Having the ability to make your own tools is one of the best things about programming. Recently, I’ve been working on color palettes for a data visualization application at work, and needed a better (and less manual) way than mocking up a bunch of alternatives in Illustrator.
I wanted a few very specific things from this tool:
- to explore all of the color space parameters and see their effects in real time
- a simple way of selecting colors based on these explorations
- a way of testing the success of these colors relative to our current application background color, both as large blocks of color and in a data visualization.
- an application that supports an iterative process of inclusion, exclusion, adjustment and search based on results.
I poked around for quite a while online, but none of the palette generator tools did all of the things that I wanted, so I decided to build my own. I used a combination of d3 and a lovely little color picker plugin that I used for an earlier project to do the color selection and mockups.
First, I had to choose a color space. I did some reading around online, and the LAB color space is supposed to be really good at two of the things that are critical for success in this particular color palette: it should be as color blind friendly as possible, and it should use colors with similar value to avoid unintentional emphasis on some data over others (mixing light and dark colors in a single visualization tends to make the light ones pop out and the dark ones recede, or vice versa, depending on your background color).
I wanted a palette-picker option, which would systematically vary the different components of the color space, and allow me to choose colors that I find visually appealing from a set of equally-valid options.

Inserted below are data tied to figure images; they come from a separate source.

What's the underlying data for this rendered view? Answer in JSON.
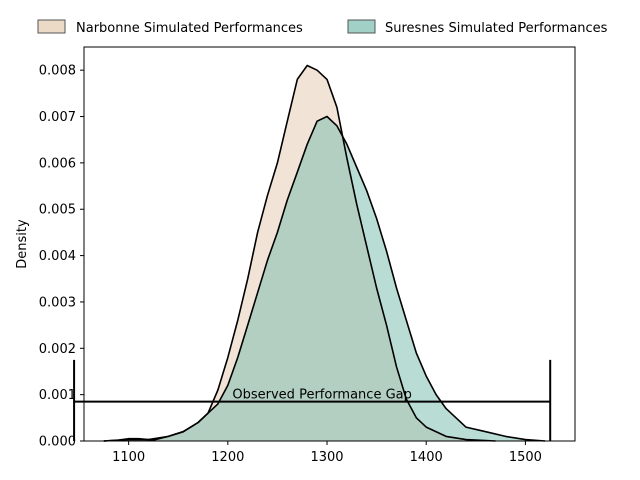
{
  "chart_data": {
    "type": "area",
    "title": "",
    "xlabel": "",
    "ylabel": "Density",
    "xlim": [
      1055,
      1550
    ],
    "ylim": [
      0,
      0.0085
    ],
    "x_ticks": [
      1100,
      1200,
      1300,
      1400,
      1500
    ],
    "y_ticks": [
      0.0,
      0.001,
      0.002,
      0.003,
      0.004,
      0.005,
      0.006,
      0.007,
      0.008
    ],
    "x_tick_labels": [
      "1100",
      "1200",
      "1300",
      "1400",
      "1500"
    ],
    "y_tick_labels": [
      "0.000",
      "0.001",
      "0.002",
      "0.003",
      "0.004",
      "0.005",
      "0.006",
      "0.007",
      "0.008"
    ],
    "grid": false,
    "legend_position": "top, outside plot",
    "series": [
      {
        "name": "Narbonne Simulated Performances",
        "color": "#e6ccb3",
        "points": [
          [
            1075,
            0
          ],
          [
            1100,
            3e-05
          ],
          [
            1120,
            3e-05
          ],
          [
            1140,
            0.0001
          ],
          [
            1155,
            0.0002
          ],
          [
            1170,
            0.0004
          ],
          [
            1180,
            0.0006
          ],
          [
            1190,
            0.0011
          ],
          [
            1200,
            0.0018
          ],
          [
            1210,
            0.0026
          ],
          [
            1220,
            0.0035
          ],
          [
            1230,
            0.0045
          ],
          [
            1240,
            0.0053
          ],
          [
            1250,
            0.006
          ],
          [
            1260,
            0.0069
          ],
          [
            1270,
            0.0078
          ],
          [
            1280,
            0.0081
          ],
          [
            1290,
            0.008
          ],
          [
            1300,
            0.0078
          ],
          [
            1310,
            0.0072
          ],
          [
            1320,
            0.0061
          ],
          [
            1330,
            0.0051
          ],
          [
            1340,
            0.0042
          ],
          [
            1350,
            0.0033
          ],
          [
            1360,
            0.0025
          ],
          [
            1370,
            0.0016
          ],
          [
            1380,
            0.0009
          ],
          [
            1390,
            0.0005
          ],
          [
            1400,
            0.0003
          ],
          [
            1420,
            0.0001
          ],
          [
            1440,
            3e-05
          ],
          [
            1470,
            0
          ]
        ]
      },
      {
        "name": "Suresnes Simulated Performances",
        "color": "#80c0b3",
        "points": [
          [
            1075,
            0
          ],
          [
            1090,
            2e-05
          ],
          [
            1100,
            5e-05
          ],
          [
            1110,
            5e-05
          ],
          [
            1125,
            2e-05
          ],
          [
            1140,
            0.0001
          ],
          [
            1155,
            0.0002
          ],
          [
            1170,
            0.0004
          ],
          [
            1180,
            0.0006
          ],
          [
            1190,
            0.0008
          ],
          [
            1200,
            0.0012
          ],
          [
            1210,
            0.0018
          ],
          [
            1220,
            0.0025
          ],
          [
            1230,
            0.0032
          ],
          [
            1240,
            0.0039
          ],
          [
            1250,
            0.0045
          ],
          [
            1260,
            0.0052
          ],
          [
            1270,
            0.0058
          ],
          [
            1280,
            0.0064
          ],
          [
            1290,
            0.0069
          ],
          [
            1300,
            0.007
          ],
          [
            1310,
            0.0068
          ],
          [
            1320,
            0.0064
          ],
          [
            1330,
            0.0059
          ],
          [
            1340,
            0.0054
          ],
          [
            1350,
            0.0048
          ],
          [
            1360,
            0.0041
          ],
          [
            1370,
            0.0033
          ],
          [
            1380,
            0.0026
          ],
          [
            1390,
            0.0019
          ],
          [
            1400,
            0.0014
          ],
          [
            1410,
            0.001
          ],
          [
            1420,
            0.0007
          ],
          [
            1430,
            0.0005
          ],
          [
            1440,
            0.0003
          ],
          [
            1460,
            0.0002
          ],
          [
            1480,
            0.0001
          ],
          [
            1500,
            3e-05
          ],
          [
            1520,
            0
          ]
        ]
      }
    ],
    "annotations": [
      {
        "text": "Observed Performance Gap",
        "x_start": 1045,
        "x_end": 1525,
        "y": 0.00085,
        "cap_top": 0.00175
      }
    ]
  }
}
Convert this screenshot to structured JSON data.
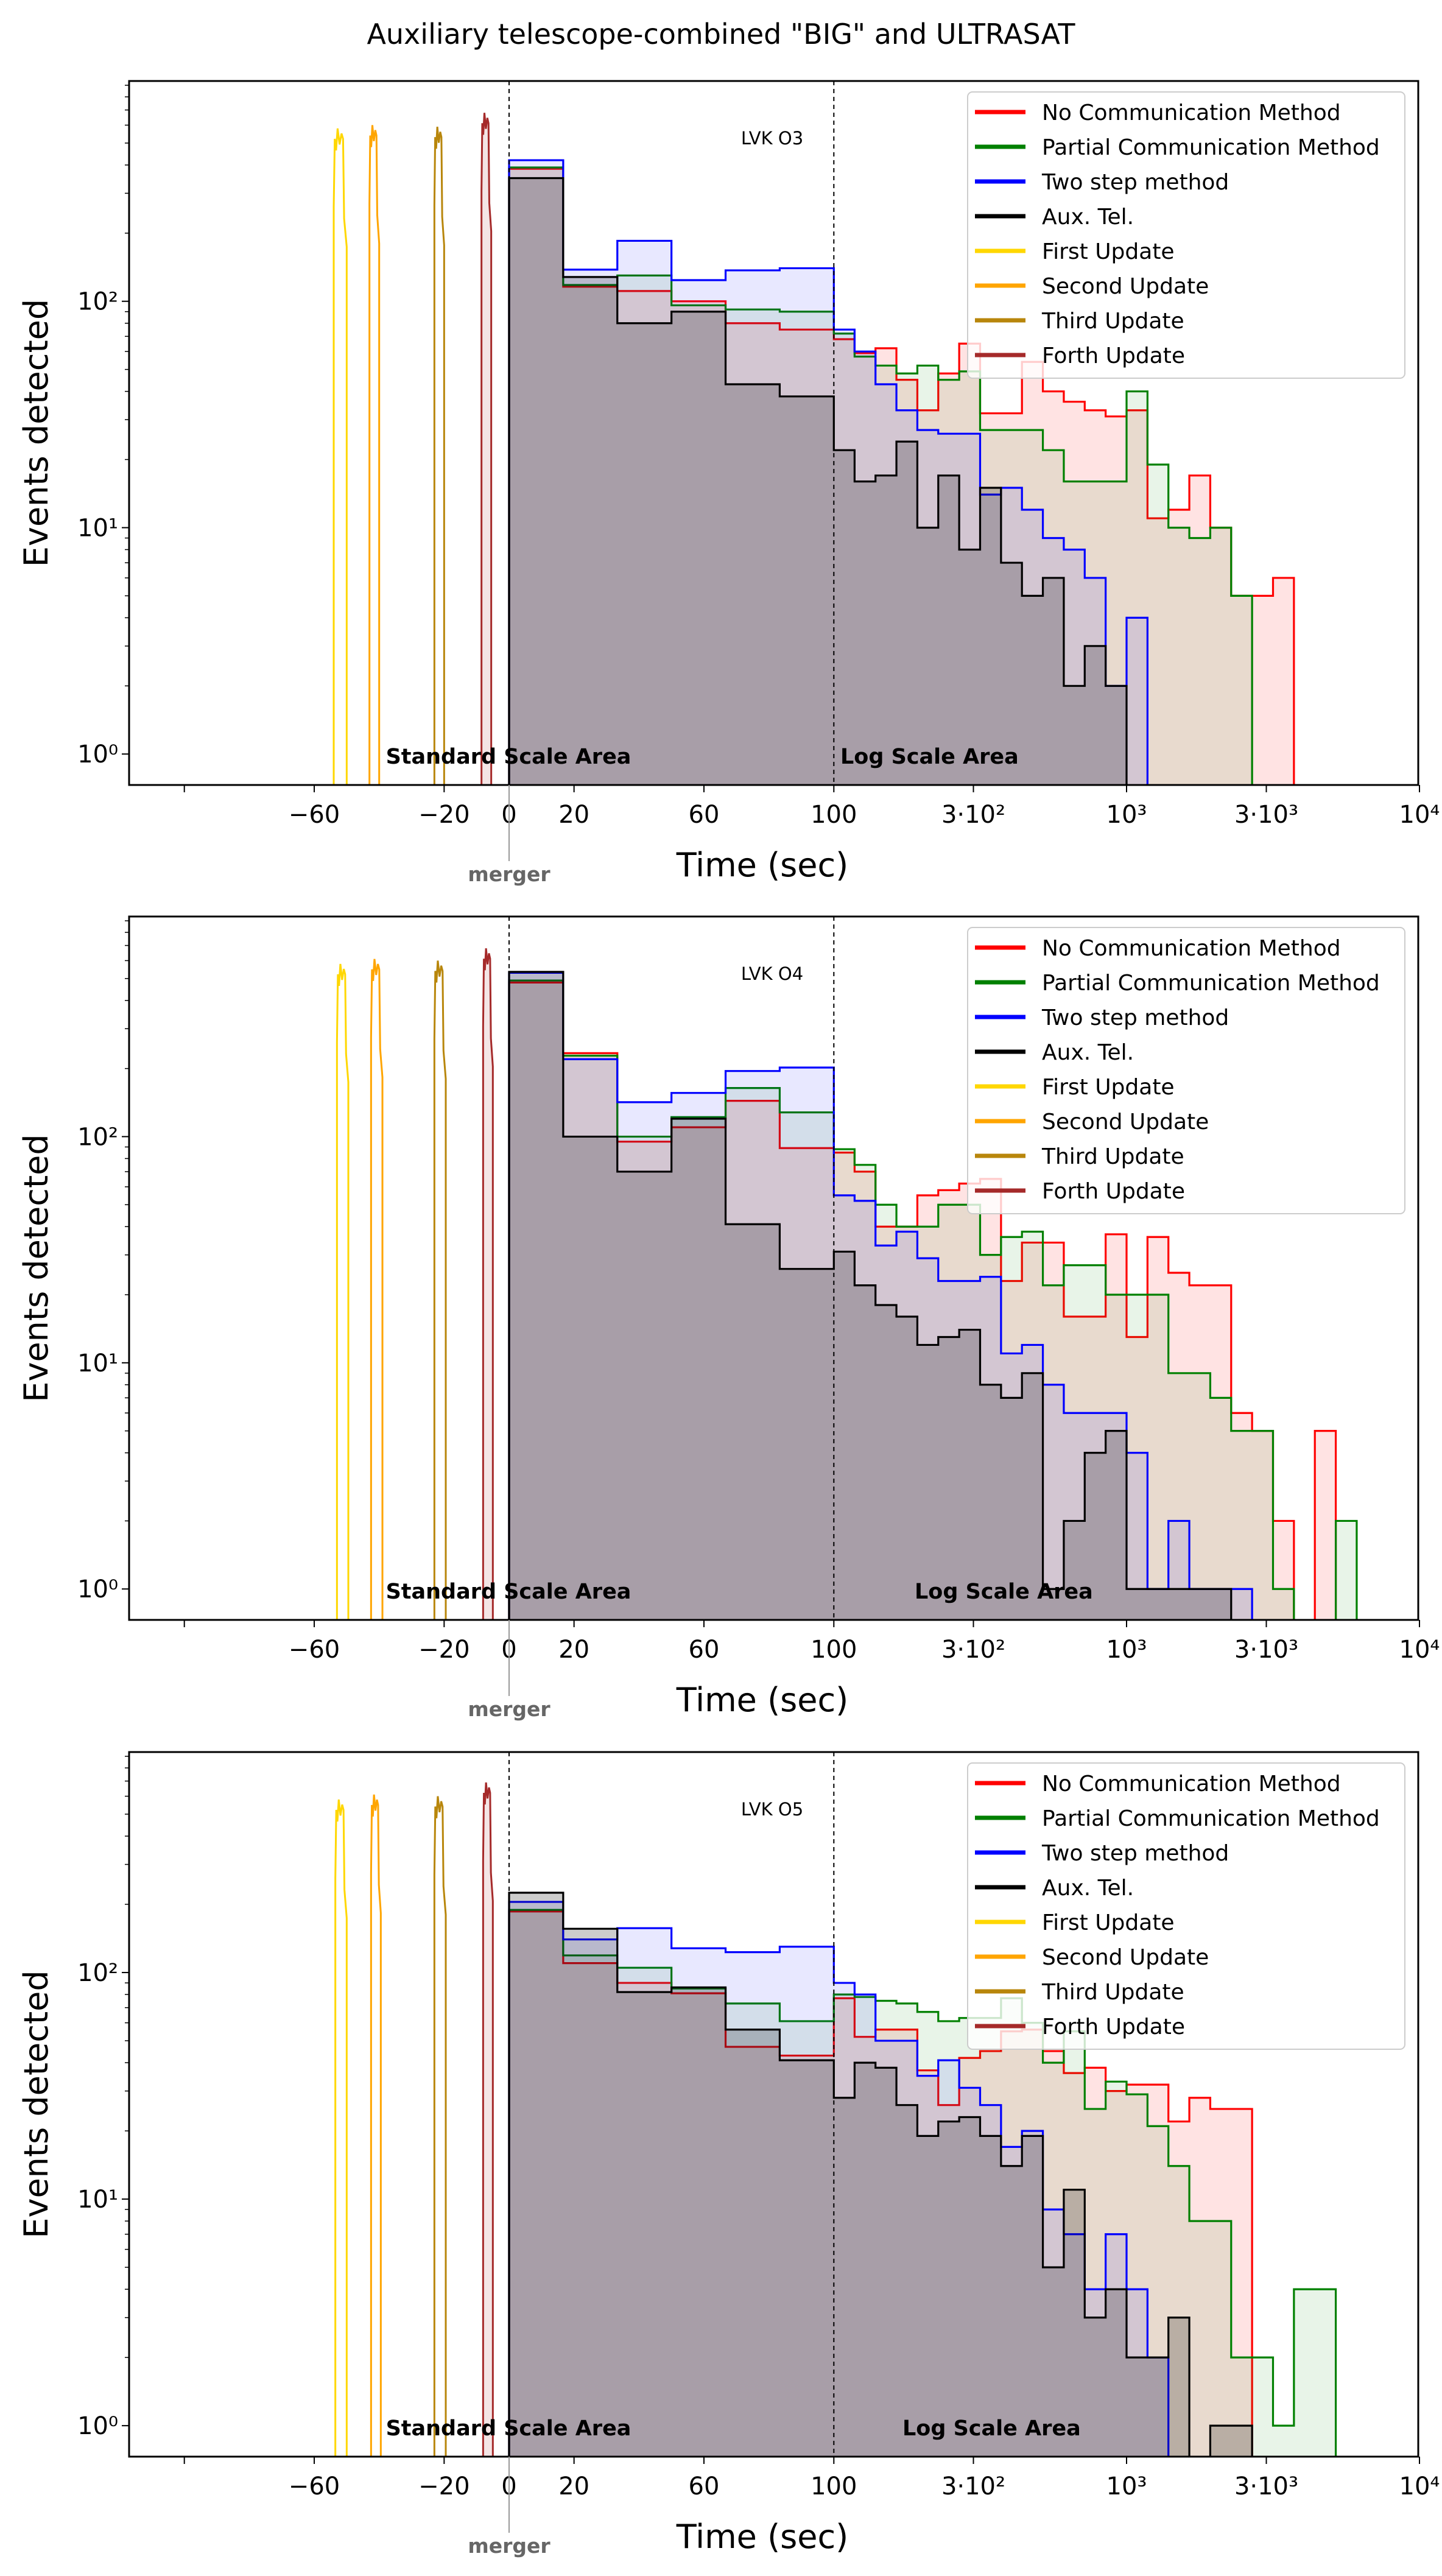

I also wanted to be able to mix colors within the range selected, either adding a single color component uniformly across all selection samples, or as an interpolated gradient from one color to another. I hoped that this would allow for more subtlety and control in mixing palette options, rather than taking the dominant colors in the color space and calling it good enough.
With these basic requirements in mind, I built the first part of my palette generation tool. The LAB color space has three primary channels: lightness (L), A (red-green) and B (blue-yellow). I wanted to make it as easy as possible to select colorblind friendly colors, so I chose to separate out the red-green and blue-yellow channels, hoping that I’d be able to use the blue-yellow range and half of the red-green range to build my palettes. I built a grid of squares, using a user-selected color as the center tile, and then increasing the lightness channel from bottom to top, and the A and B channels from left to right.
When I looked at these tiles using Spectrum (a colorblind simulation plugin for Chrome), I was surprised at how much overlap there was between the two channel palettes; it turns out that most people with red-green colorblindness have a lack of sensitivity light in that color range period, rather than just an inability to discriminate between the two colors. Seems like it might not be as simple as only using colors from half of the A channel (red-green) range.
I also added controls to allow the user to adjust the size of the step from one square to the next, and to choose whether to add a gradient from left to right across the palette, or to add a semi-transparent layer of a second color the tiles. These different options help to access colors that are otherwise difficult to find in this color space, and give a little bit more control when selecting colors.
I also wanted to test how the color palette would function. I wanted to see the selected colors as a group, and to look at them side-by-side to see if there were any problems with simultaneous contrast. Finally, I wanted to know how they might look in a graph or a chart; sometimes colors that are really easy to distinguish as solid blocks are really difficult to tell apart when drawn as a thin line in a chart. So, I created a simple line chart with randomly-generated points, to see how the colors would look against the selected background color.
The color tiles are click-active, and remove a color from the palette when its square is clicked. This makes it very easy to add a bunch of colors, and then remove the ones that don’t work. I also added a rudimentary undo after a few minutes of deleting colors and immediately wishing I hadn’t. Finally, I printed a list of color values to the page, so that the user could copy and paste into another program when they found a palette that worked well. It didn’t take long using the program to realize that it would be much more helpful if I could also enter a list of values from a previous session, so I added that feature on as well.
With this basic set of functionalities, I started playing around with the program a bit to see how well it worked, and also shared it with a couple of colleagues at work who may use it for a project we’ll be working on later this spring. (More on that in the next post; this one is getting long enough as it is.)
Overall, I was really happy with the color selection process that this basic application supports. It could use a lot of work in terms of UX and UI, but the basic functions were starting to emerge, and the workflow was one I really liked. It’s certainly a lot faster than manual color creation in Illustrator, and allowed me to iteratively explore a much wider range of the color space.